Vouchers are not about freeing or empowering parents. They are about empowering private interests to chomp away at the giant mountain of education money in this country. They are about dismantling any sort of oversight and accountability; it’s striking how many of these voucher bills/laws very specifically forbid the state to interfere with the vendors in any way, shape or form.

Think of voucher programs this way.

The state announces, “We are dismantling the public education system. You are on your own. You will have to shop for your child’s education, piece by piece, in a marketplace bound by very little oversight and very few guardrails. In this new education ecosystem, you will have to pay your own way. To take some of the sting out of this, we’ll give you a small pocketful of money to help defray expenses. Good luck.”

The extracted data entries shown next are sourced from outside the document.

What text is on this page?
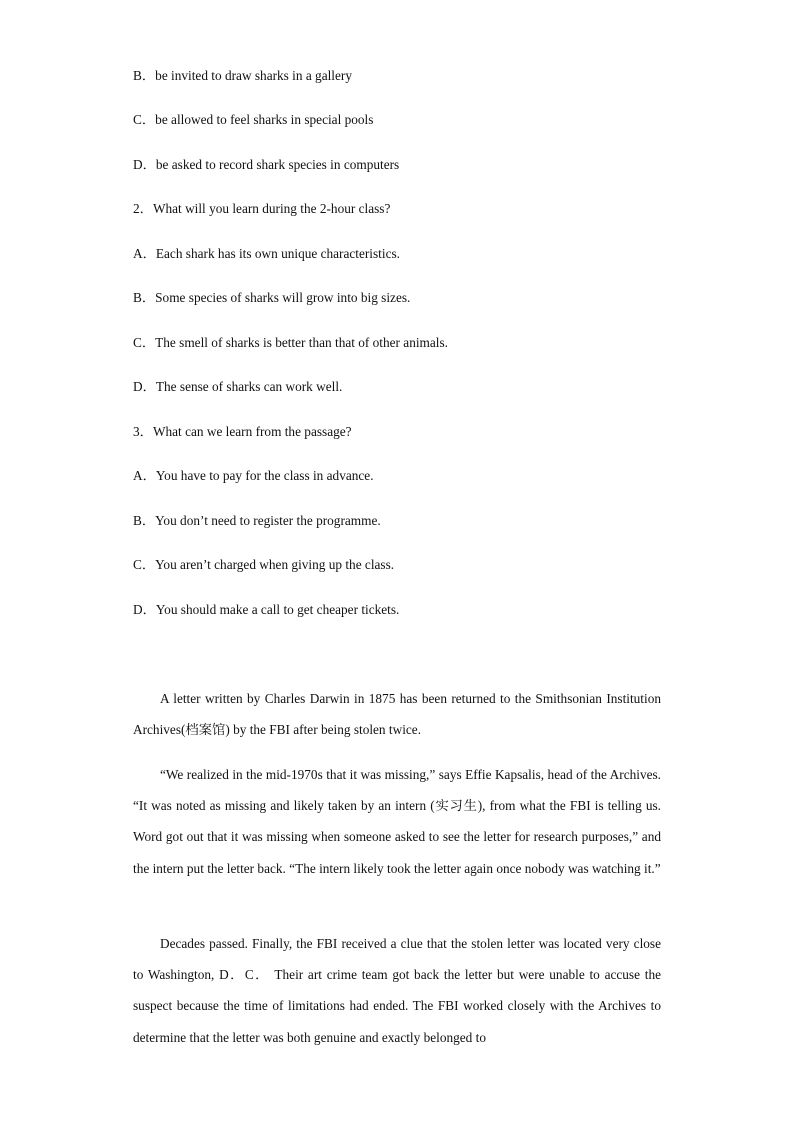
B．be invited to draw sharks in a gallery
C．be allowed to feel sharks in special pools
D．be asked to record shark species in computers
2．What will you learn during the 2-hour class?
A．Each shark has its own unique characteristics.
B．Some species of sharks will grow into big sizes.
C．The smell of sharks is better than that of other animals.
D．The sense of sharks can work well.
3．What can we learn from the passage?
A．You have to pay for the class in advance.
B．You don’t need to register the programme.
C．You aren’t charged when giving up the class.
D．You should make a call to get cheaper tickets.

A letter written by Charles Darwin in 1875 has been returned to the Smithsonian Institution Archives(档案馆) by the FBI after being stolen twice.

“We realized in the mid-1970s that it was missing,” says Effie Kapsalis, head of the Archives. “It was noted as missing and likely taken by an intern (实习生), from what the FBI is telling us. Word got out that it was missing when someone asked to see the letter for research purposes,” and the intern put the letter back. “The intern likely took the letter again once nobody was watching it.”

Decades passed. Finally, the FBI received a clue that the stolen letter was located very close to Washington, D．C． Their art crime team got back the letter but were unable to accuse the suspect because the time of limitations had ended. The FBI worked closely with the Archives to determine that the letter was both genuine and exactly belonged to
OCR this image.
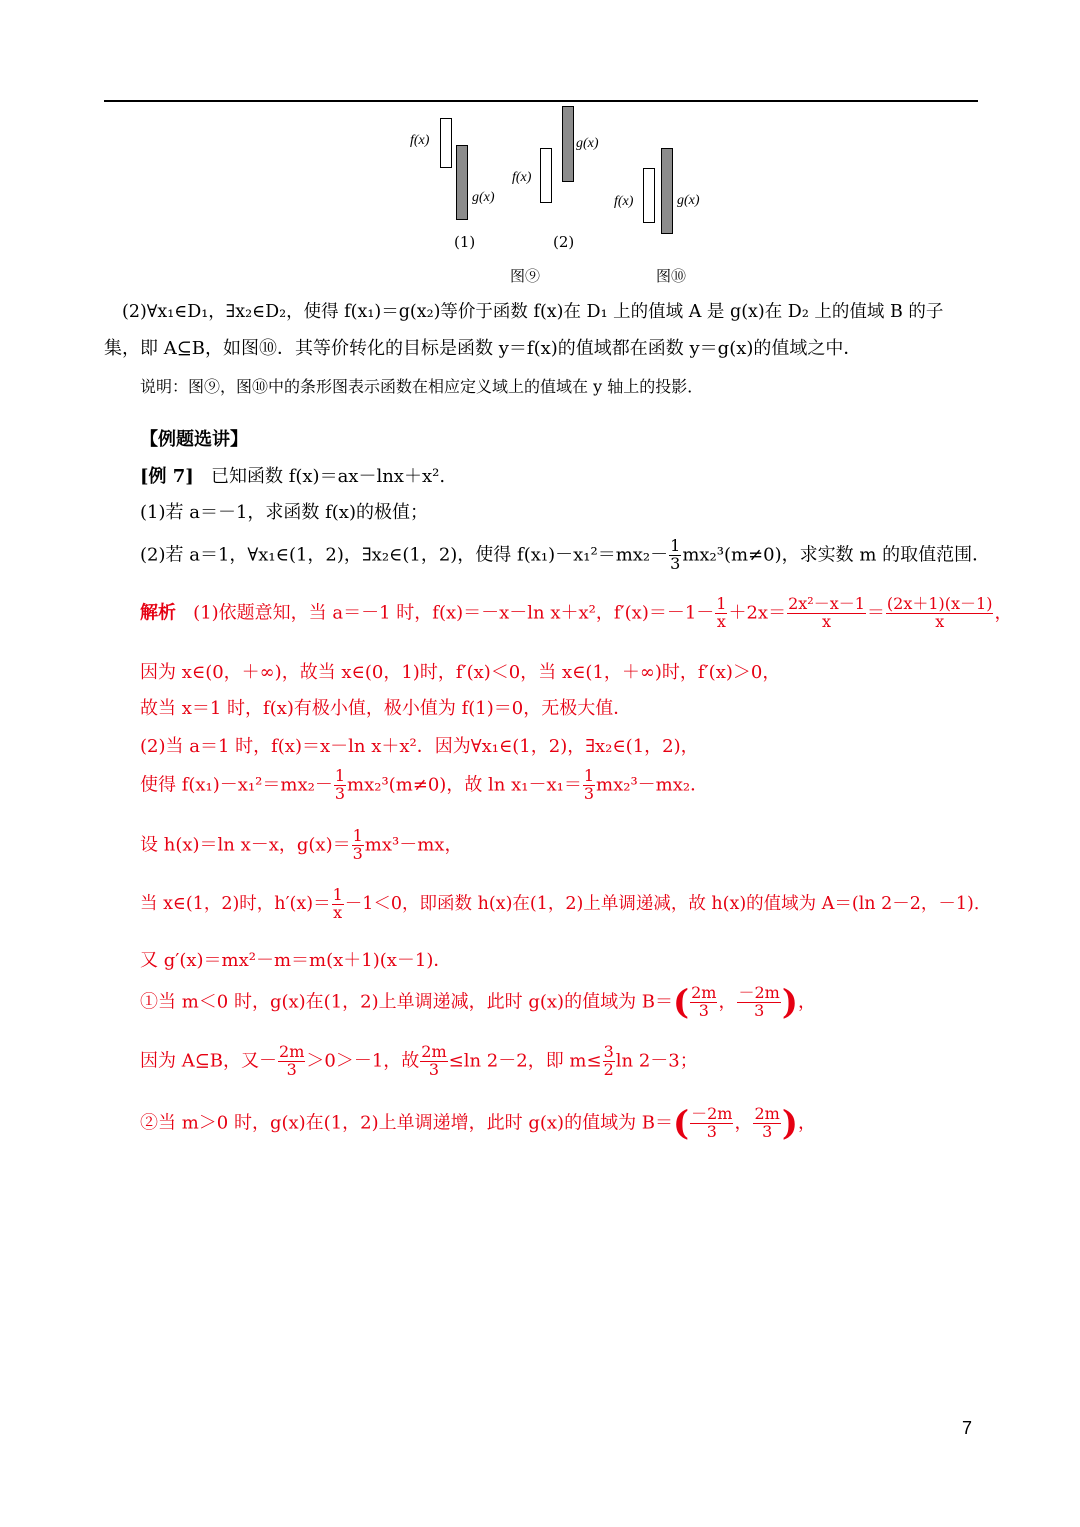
f(x)
g(x)
(1)
f(x)
g(x)
(2)
f(x)	g(x)
图⑨	图⑩
(2)∀x₁∈D₁，∃x₂∈D₂，使得 f(x₁)＝g(x₂)等价于函数 f(x)在 D₁ 上的值域 A 是 g(x)在 D₂ 上的值域 B 的子
集，即 A⊆B，如图⑩．其等价转化的目标是函数 y＝f(x)的值域都在函数 y＝g(x)的值域之中．
说明：图⑨，图⑩中的条形图表示函数在相应定义域上的值域在 y 轴上的投影．
【例题选讲】
[例 7] 已知函数 f(x)＝ax－lnx＋x².
(1)若 a＝－1，求函数 f(x)的极值；
(2)若 a＝1，∀x₁∈(1，2)，∃x₂∈(1，2)，使得 $f(x_1)-x_1^2=mx_2- \frac{1}{3} mx_2^3(m\ne 0)$，求实数 m 的取值范围．
解析 (1)依题意知，当 a＝－1 时，f(x)＝－x－ln x＋x²，$f'(x)=-1- \frac{1}{x} +2x= \frac{\text{2x²－x－1}}{x} = \frac{(2x+1)(x-1)}{x}$ ，
因为 x∈(0，＋∞)，故当 x∈(0，1)时，f′(x)＜0，当 x∈(1，＋∞)时，f′(x)＞0，
故当 x＝1 时，f(x)有极小值，极小值为 f(1)＝0，无极大值．
(2)当 a＝1 时，f(x)＝x－ln x＋x²．因为∀x₁∈(1，2)，∃x₂∈(1，2)，
使得 $f(x_1)-x_1^2=mx_2- \frac{1}{3} mx_2^3(m\ne 0)$，故 $\ln x_1-x_1= \frac{1}{3} mx_2^3-mx_2$．
设 h(x)＝ln x－x，$g(x)= \frac{1}{3} mx^3-mx$，
当 x∈(1，2)时，$h'(x)= \frac{1}{x} -1<0$，即函数 h(x)在(1，2)上单调递减，故 h(x)的值域为 A＝(ln 2－2，－1)．
又 g′(x)＝mx²－m＝m(x＋1)(x－1)．
①当 m＜0 时，g(x)在(1，2)上单调递减，此时 g(x)的值域为 $B=( \frac{2m}{3}$ ， $\frac{-2m}{3}$ )，
因为 A⊆B，又－ $\frac{2m}{3} >0>-1$，故 $\frac{2m}{3} \le\ln$ 2－2，即 $m\le \frac{3}{2}$ ln 2－3；
②当 m＞0 时，g(x)在(1，2)上单调递增，此时 g(x)的值域为 $B=( \frac{-2m}{3}$ ， $\frac{2m}{3}$ )，
7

It’s not a voucher system. It’s a pay your own way system. It’s a you’re on your own system. The voucher is not the point of the system; it’s simply a small payment to keep you from noticing that you’ve just been cut loose.

Freedom and empowerment will come, as always, in direct proportion to the amount of money you have to spend.

The voucher amount will dwindle. That amount is based on what the public school system spends to educate a child, and taxpayers will shrink that amount going forward as the schools themselves shrink to holding facilities for students who can’t find a private vendor to accept them, or whose parents can’t afford what the voucher won’t cover. And remember, we’ve seen this movie before– after Brown v. Board of Education, white families in some states moved their children into private segregation academies, and then they cut public school taxes (because why keep paying taxes on the system that your child no longer used).

Vouchers are the tail, not the dog. They are the public-facing image of privatization– and not just privatization of the “delivery” of education. Voucherization is also about privatizing the responsibility for educating children, about telling parents that education is their problem, not the community’s.

We need another term for discussing this family of policies; “voucher” doesn’t begin to capture what’s truly at stake. I can imagine a world in which charter schools are a viable, even useful part of a robust pubic education system; it’s not at all the world we currently live in, but I can imagine it. But the system that voucher proponents want is absolutely incompatible with a functioning public education system. And it has nothing to do with freedom.